L’enquête fait également mention des canadiens qui demandent l’euthanasie pour des raisons financières. Avant d’être euthanasié en août 2019 à 41 ans, Sean Tagert avait du mal à obtenir les soins 24 heures sur 24 dont il avait besoin. Atteint de SLA, le gouvernement ne couvrait que 16 heures de soins quotidien. Il supportait financièrement les huit heures restantes. Finalement il n’a pas pu collecter suffisamment d’argent pour financer le matériel médical spécialisé dont il avait besoin.
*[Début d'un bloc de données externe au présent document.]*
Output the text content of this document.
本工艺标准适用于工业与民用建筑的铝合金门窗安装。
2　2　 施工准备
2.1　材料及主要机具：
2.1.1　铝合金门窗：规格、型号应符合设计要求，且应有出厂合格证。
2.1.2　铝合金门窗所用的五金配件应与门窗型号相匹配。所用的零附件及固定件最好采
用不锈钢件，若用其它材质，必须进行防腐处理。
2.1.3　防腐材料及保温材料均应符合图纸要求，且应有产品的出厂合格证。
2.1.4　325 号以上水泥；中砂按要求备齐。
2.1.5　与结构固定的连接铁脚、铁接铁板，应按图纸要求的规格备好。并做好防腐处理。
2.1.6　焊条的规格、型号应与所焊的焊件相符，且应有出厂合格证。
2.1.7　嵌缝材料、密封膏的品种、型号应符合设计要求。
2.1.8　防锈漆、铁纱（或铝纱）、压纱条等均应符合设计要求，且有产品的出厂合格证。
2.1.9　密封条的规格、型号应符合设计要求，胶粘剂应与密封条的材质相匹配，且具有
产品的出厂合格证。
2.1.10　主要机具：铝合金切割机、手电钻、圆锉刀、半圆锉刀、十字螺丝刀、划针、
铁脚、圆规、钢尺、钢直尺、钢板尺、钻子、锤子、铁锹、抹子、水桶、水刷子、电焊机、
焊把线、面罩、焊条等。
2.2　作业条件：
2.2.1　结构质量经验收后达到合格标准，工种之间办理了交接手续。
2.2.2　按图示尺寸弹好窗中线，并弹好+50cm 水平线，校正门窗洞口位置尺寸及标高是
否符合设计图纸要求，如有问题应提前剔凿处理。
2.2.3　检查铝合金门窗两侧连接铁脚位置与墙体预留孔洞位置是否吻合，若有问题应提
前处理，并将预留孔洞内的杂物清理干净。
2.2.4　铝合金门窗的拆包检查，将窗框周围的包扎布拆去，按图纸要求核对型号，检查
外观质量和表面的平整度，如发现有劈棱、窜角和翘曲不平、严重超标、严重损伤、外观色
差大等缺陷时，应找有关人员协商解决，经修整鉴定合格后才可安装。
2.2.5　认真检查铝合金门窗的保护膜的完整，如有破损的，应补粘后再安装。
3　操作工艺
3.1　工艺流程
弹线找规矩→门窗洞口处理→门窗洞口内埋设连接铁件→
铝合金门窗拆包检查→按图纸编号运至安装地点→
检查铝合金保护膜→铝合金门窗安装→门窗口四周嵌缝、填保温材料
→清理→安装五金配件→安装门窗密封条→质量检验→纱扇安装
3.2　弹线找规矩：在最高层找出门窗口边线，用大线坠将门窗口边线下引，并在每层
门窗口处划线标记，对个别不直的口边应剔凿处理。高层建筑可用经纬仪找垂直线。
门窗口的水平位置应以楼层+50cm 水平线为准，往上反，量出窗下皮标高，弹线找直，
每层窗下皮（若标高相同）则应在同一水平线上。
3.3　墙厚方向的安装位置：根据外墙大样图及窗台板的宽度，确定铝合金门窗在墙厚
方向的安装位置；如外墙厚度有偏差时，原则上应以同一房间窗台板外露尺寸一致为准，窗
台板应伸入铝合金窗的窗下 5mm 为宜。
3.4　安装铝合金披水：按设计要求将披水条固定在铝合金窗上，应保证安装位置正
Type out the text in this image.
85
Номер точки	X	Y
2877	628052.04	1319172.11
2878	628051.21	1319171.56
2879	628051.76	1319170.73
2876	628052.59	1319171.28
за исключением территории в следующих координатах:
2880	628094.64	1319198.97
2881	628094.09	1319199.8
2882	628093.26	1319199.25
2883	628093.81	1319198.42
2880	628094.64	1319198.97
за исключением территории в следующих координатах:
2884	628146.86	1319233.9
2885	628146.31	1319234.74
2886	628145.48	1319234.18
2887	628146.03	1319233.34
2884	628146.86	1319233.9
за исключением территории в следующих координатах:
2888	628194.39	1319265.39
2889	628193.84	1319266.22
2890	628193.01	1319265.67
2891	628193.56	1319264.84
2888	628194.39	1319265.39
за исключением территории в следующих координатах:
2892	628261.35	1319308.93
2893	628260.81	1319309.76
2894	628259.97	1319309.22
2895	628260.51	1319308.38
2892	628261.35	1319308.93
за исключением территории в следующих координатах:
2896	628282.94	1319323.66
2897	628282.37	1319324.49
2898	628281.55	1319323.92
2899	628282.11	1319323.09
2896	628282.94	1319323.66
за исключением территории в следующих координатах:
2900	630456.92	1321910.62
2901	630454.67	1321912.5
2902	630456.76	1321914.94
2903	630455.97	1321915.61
Heidi Janz, professeure auxiliaire adjointe en éthique des personnes handicapées à l’Université de l’Alberta, a déclaré qu' »une personne handicapée au Canada doit franchir tellement d’obstacles pour obtenir du soutien que cela peut souvent suffire à faire pencher la balance » et  la conduire à l’euthanasie. Un professeur à l’Université de la Colombie-Britannique, M Stainton souligne qu’aucune province ou territoire ne fournit un revenu de prestations d’invalidité supérieur au seuil de pauvreté. Dans certaines régions, il atteint 850 $ CA (662 $) par mois – moins de la moitié du montant que le gouvernement a fourni aux personnes incapables de travailler pendant la pandémie de COVID-19.
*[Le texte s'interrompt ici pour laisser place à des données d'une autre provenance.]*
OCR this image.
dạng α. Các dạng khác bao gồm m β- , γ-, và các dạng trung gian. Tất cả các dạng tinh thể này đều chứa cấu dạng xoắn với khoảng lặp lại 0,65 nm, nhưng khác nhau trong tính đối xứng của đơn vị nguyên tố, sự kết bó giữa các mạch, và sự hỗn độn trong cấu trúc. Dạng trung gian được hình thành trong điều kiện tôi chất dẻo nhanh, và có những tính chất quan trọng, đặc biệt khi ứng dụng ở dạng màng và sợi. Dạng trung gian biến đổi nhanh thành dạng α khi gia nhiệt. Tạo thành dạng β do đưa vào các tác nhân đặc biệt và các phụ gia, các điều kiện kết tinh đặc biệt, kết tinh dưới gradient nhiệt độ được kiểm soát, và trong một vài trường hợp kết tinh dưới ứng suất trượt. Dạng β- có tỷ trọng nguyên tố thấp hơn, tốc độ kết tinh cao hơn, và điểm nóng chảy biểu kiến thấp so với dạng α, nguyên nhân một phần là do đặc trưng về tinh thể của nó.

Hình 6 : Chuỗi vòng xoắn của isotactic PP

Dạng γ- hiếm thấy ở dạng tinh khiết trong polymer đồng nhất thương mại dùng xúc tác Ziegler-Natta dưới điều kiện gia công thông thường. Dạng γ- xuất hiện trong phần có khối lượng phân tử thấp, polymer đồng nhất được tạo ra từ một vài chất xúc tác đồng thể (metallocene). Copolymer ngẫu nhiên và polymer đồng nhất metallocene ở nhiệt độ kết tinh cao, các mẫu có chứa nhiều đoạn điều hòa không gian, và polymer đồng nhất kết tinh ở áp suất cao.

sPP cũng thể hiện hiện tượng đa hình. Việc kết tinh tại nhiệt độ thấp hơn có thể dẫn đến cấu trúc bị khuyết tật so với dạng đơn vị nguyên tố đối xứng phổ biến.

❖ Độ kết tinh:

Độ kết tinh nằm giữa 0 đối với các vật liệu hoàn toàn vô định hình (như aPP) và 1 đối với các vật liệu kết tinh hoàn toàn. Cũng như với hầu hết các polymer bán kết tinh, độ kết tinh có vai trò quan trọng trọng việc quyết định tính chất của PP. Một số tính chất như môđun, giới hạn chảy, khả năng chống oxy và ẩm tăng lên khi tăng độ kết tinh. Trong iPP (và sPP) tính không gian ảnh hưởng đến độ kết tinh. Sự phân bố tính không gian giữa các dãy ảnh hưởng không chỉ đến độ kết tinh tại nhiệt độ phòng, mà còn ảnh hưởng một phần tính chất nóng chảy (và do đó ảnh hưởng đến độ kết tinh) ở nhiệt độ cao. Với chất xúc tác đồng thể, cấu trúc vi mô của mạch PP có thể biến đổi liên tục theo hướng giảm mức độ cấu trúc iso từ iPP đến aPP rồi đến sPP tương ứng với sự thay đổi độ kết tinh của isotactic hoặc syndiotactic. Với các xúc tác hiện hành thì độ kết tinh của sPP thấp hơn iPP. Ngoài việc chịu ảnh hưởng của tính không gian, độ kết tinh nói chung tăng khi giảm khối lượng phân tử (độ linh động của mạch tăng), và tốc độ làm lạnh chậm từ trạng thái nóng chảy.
Contrairement aux rares pays qui ont légalisé l’euthanasie comme la Belgique ou les Pays-Bas, le Canada ne s’est pas doté de commission de contrôle que ce soit a priori ou a posteriori pour examiner les cas litigieux. D’autre part, les patients canadiens ne sont pas tenus d’avoir épuisé toutes les alternatives de traitement. L’enquête souligne encore que l’association canadienne des professionnels de santé qui pratiquent l’euthanasie demande aux médecins et aux infirmiers d’informer les patients qu’ils sont éligibles à l’euthanasie même s’ils ne l’ont pas demandé.
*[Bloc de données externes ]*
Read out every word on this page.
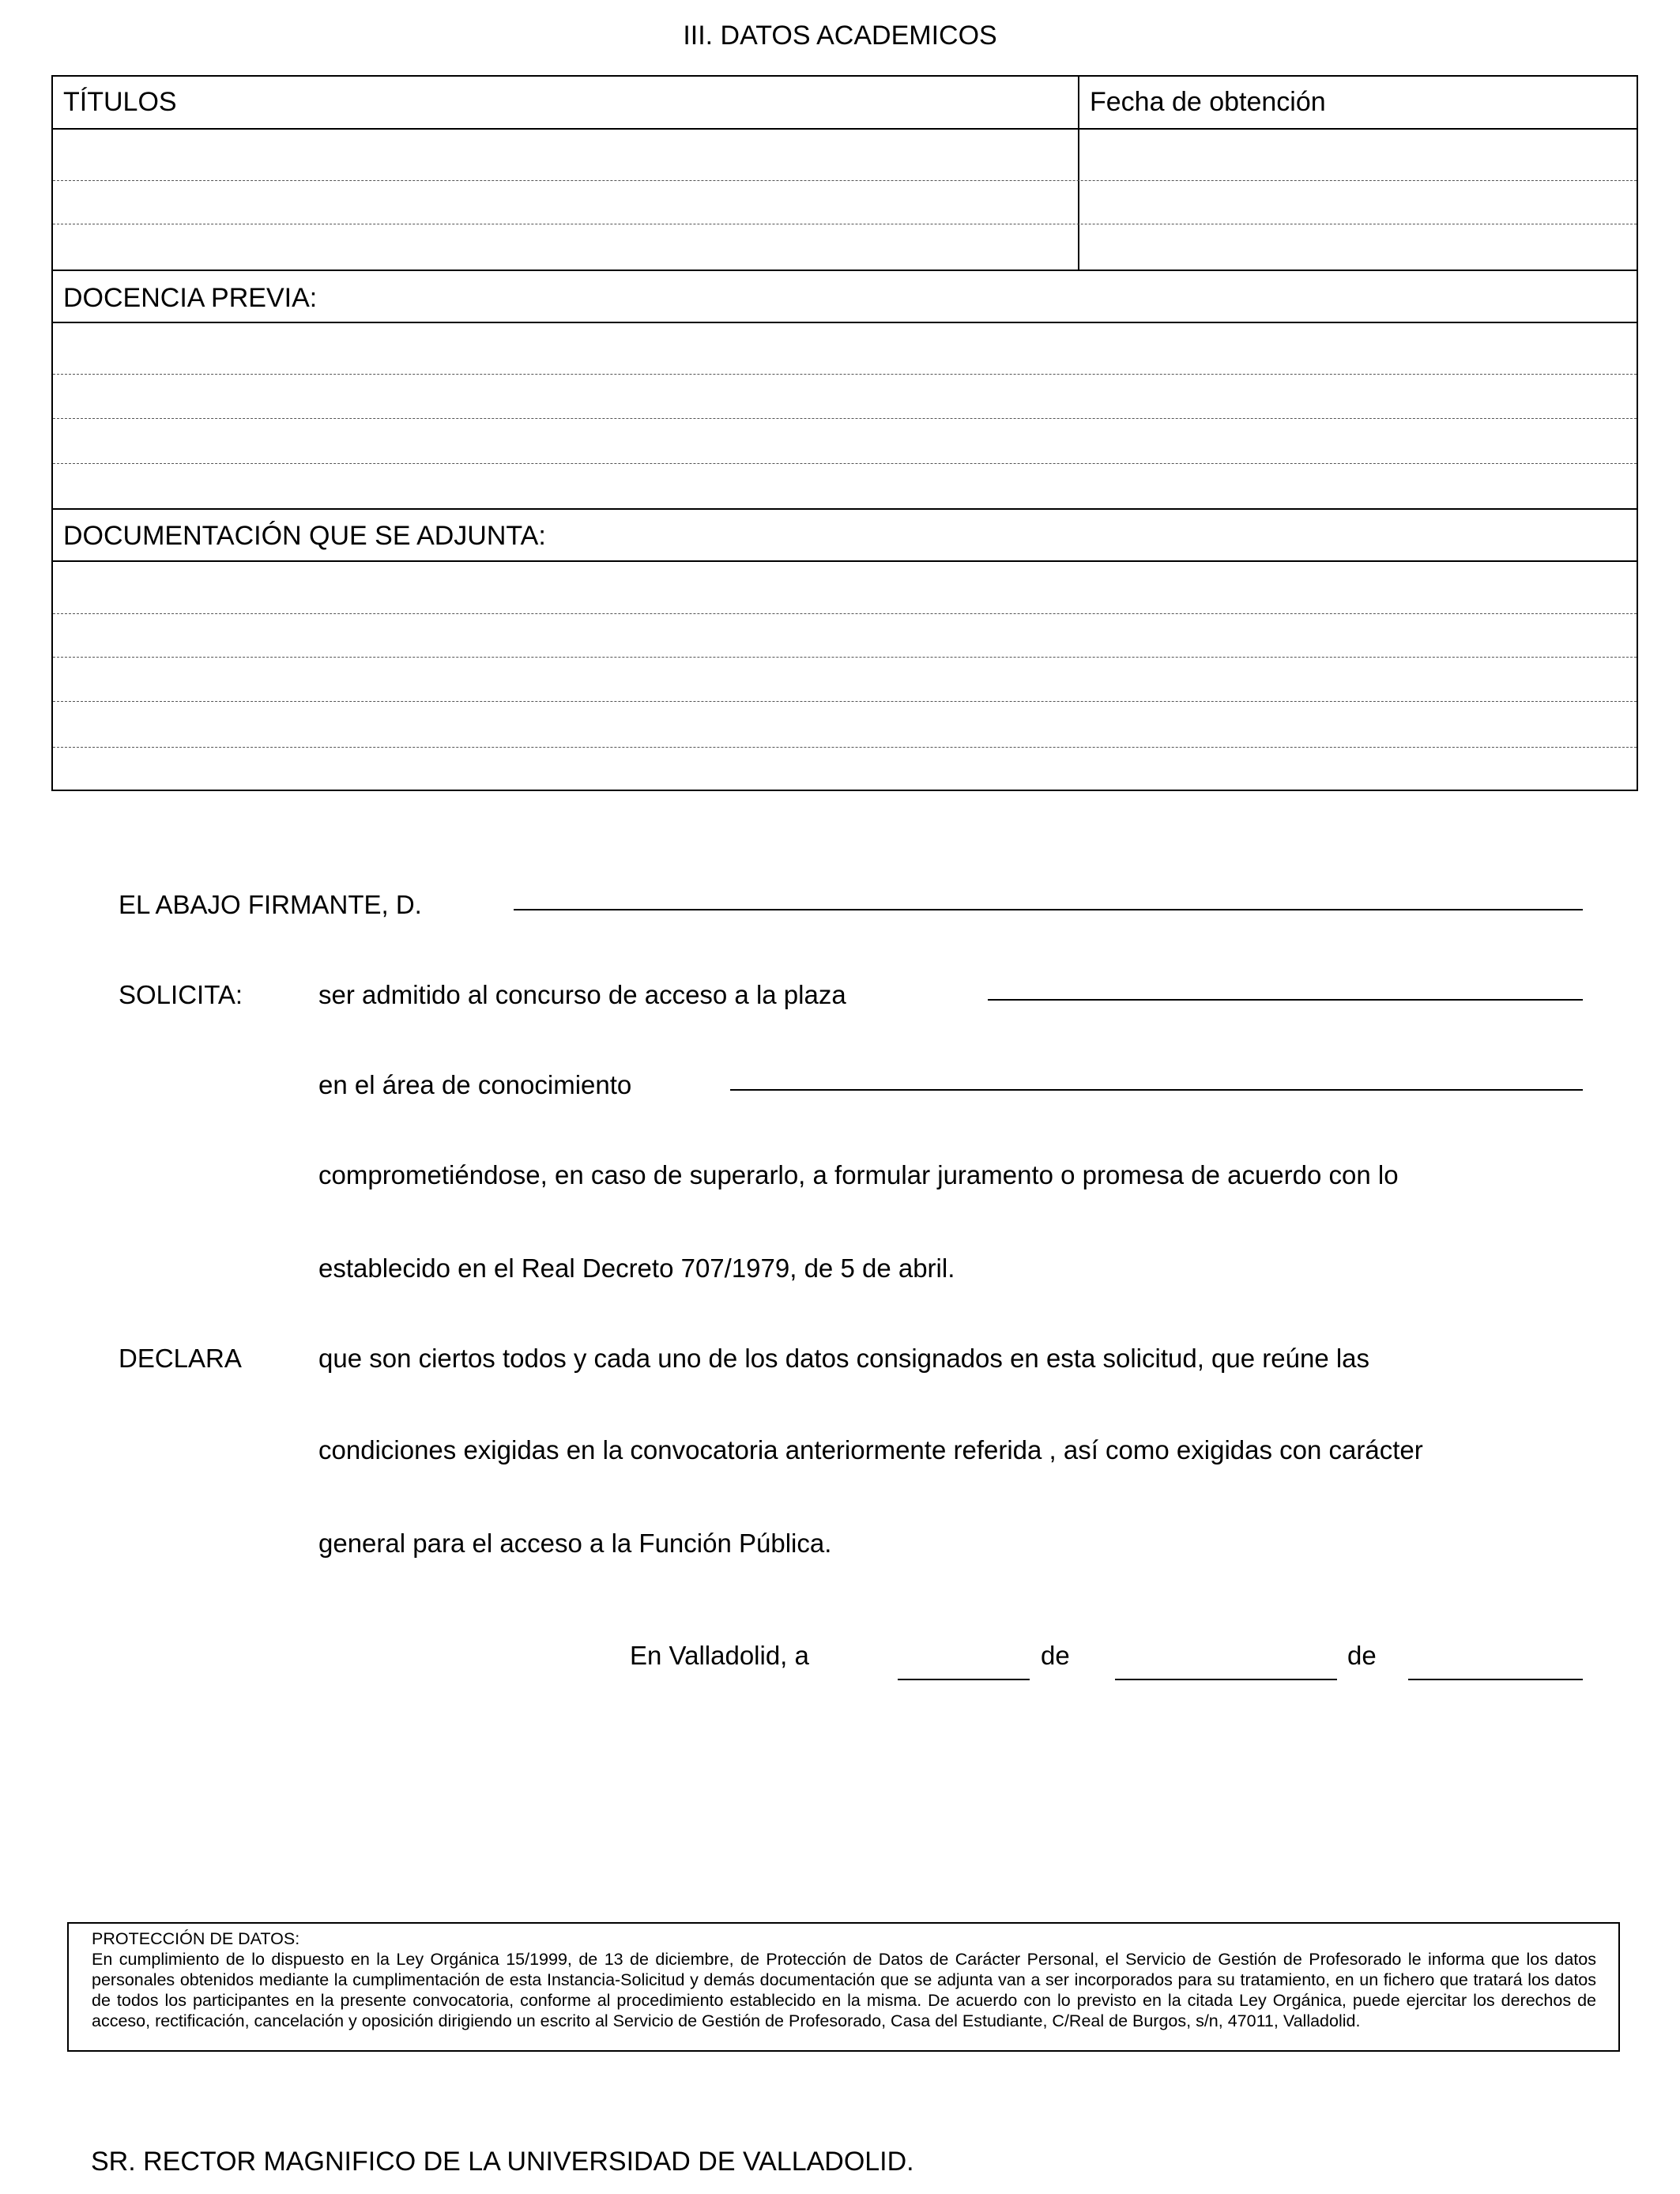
III. DATOS ACADEMICOS
TÍTULOS	Fecha de obtención
DOCENCIA PREVIA:
DOCUMENTACIÓN QUE SE ADJUNTA:
EL ABAJO FIRMANTE, D.
SOLICITA:	ser admitido al concurso de acceso a la plaza
en el área de conocimiento
comprometiéndose, en caso de superarlo, a formular juramento o promesa de acuerdo con lo
establecido en el Real Decreto 707/1979, de 5 de abril.
DECLARA	que son ciertos todos y cada uno de los datos consignados en esta solicitud, que reúne las
condiciones exigidas en la convocatoria anteriormente referida , así como exigidas con carácter
general para el acceso a la Función Pública.
En Valladolid, a	de	de
PROTECCIÓN DE DATOS:
En cumplimiento de lo dispuesto en la Ley Orgánica 15/1999, de 13 de diciembre, de Protección de Datos de Carácter Personal, el Servicio de Gestión de Profesorado le informa que los datos personales obtenidos mediante la cumplimentación de esta Instancia-Solicitud y demás documentación que se adjunta van a ser incorporados para su tratamiento, en un fichero que tratará los datos de todos los participantes en la presente convocatoria, conforme al procedimiento establecido en la misma. De acuerdo con lo previsto en la citada Ley Orgánica, puede ejercitar los derechos de acceso, rectificación, cancelación y oposición dirigiendo un escrito al Servicio de Gestión de Profesorado, Casa del Estudiante, C/Real de Burgos, s/n, 47011, Valladolid.
SR. RECTOR MAGNIFICO DE LA UNIVERSIDAD DE VALLADOLID.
Alors que le Canada examine la possibilité d’étendre l’accès à l’euthanasie en 2023 aux personnes atteintes par des maladies mentales, des défenseurs de personnes handicapée et des droits de l’homme affirment que le système mérite maintenant un examen plus approfondi. L’euthanasie « ne peut pas être une pratique par défaut en raison du manquement du Canada à ses obligations en matière de droits de la personne », a déclaré Marie-Claude Landry, présidente de la Commission des droits de la personne. Cette dernière partage la « grave préoccupation » exprimée l’année dernière par trois experts des droits de l’homme de l’ONU, dans une déclaration commune à propos de la loi canadienne : « Le handicap ne devrait jamais être une raison pour mettre fin à une vie ». Ces experts notent par ailleurs que « la proportion de personnes en situation de handicap frappées par la pauvreté est sensiblement plus élevée » que celle du reste de la population, et qu’une « protection sociale insuffisante pourrait d’autant plus rapidement mener ces personnes à vouloir mettre fin à leur vie, par désespoir ».

 

Ils ont souligné que la loi canadienne sur l’euthanasie avait un «impact discriminatoire» sur les personnes handicapées et était incompatible avec les obligations du Canada de respecter les normes internationales en matière de droits de la personne.